Other combinations of grading systems will be apparent to those of skill in the art.
[0118] It should be realized that embodiments of the methods for testing the inkjet cartridges
are not limited to the particular configuration of forming test patterns on paper.
Other configurations for determining nozzle functionality are also contemplated. For
example, detection of in-flight measurements and acoustic detection may also be used.
In-flight measurement can utilize an optical system which visually detects individual
ink droplets fired from individual nozzles as they are ejected from the cartridge.
Acoustic detection can utilize one or more microphones used to detect an audible signal
generated when an ink droplet is ejected from a cartridge nozzle or impacts a test
surface. In either case, the testing system controls which nozzle is fired, and when
each nozzle if fired. By synchronizing the timing of when a specified nozzle should
be detected, the acoustic and/or optical signals generated by the acoustic and/or
optical sensing device can be analyzed to identify defective nozzles that are not
detected to have fired or to have fired sporadically.

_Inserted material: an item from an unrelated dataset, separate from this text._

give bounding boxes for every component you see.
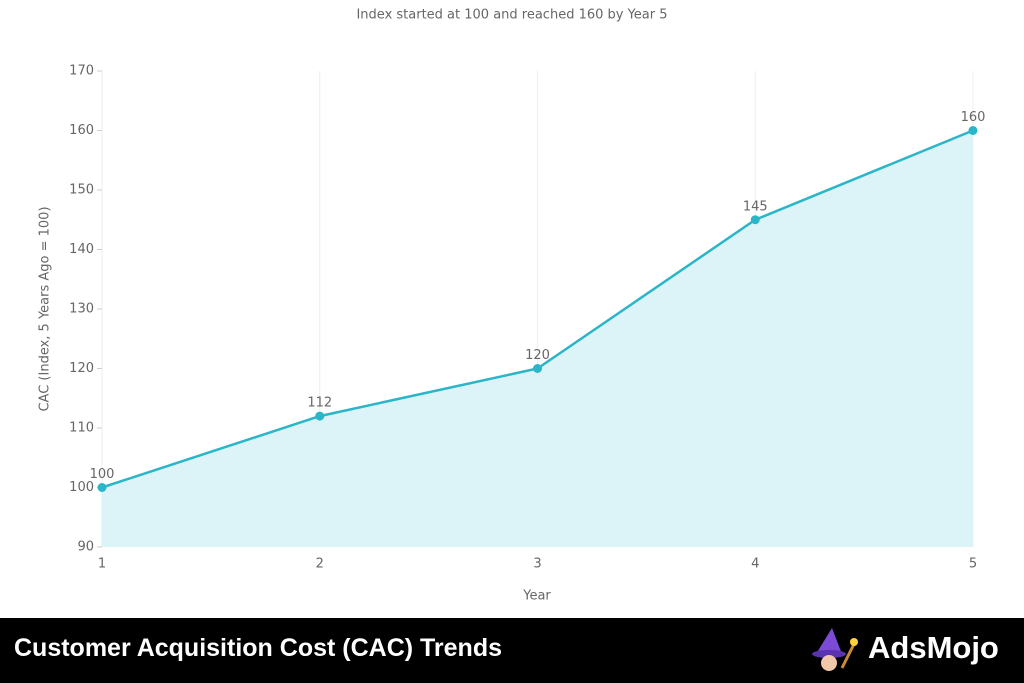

[0119] The foregoing description details certain embodiments of the invention. It will be
appreciated, however, that no matter how detailed the foregoing appears in text, the
invention can be practiced in many ways. As is also stated above, it should be noted
that the use of particular terminology when describing certain features or aspects
of the invention should not be taken to imply that the terminology is being redefined
herein to be restricted to including any specific characteristics of the features
or aspects of the invention with which that terminology is associated. The scope of
the invention is limited only by the appended claims.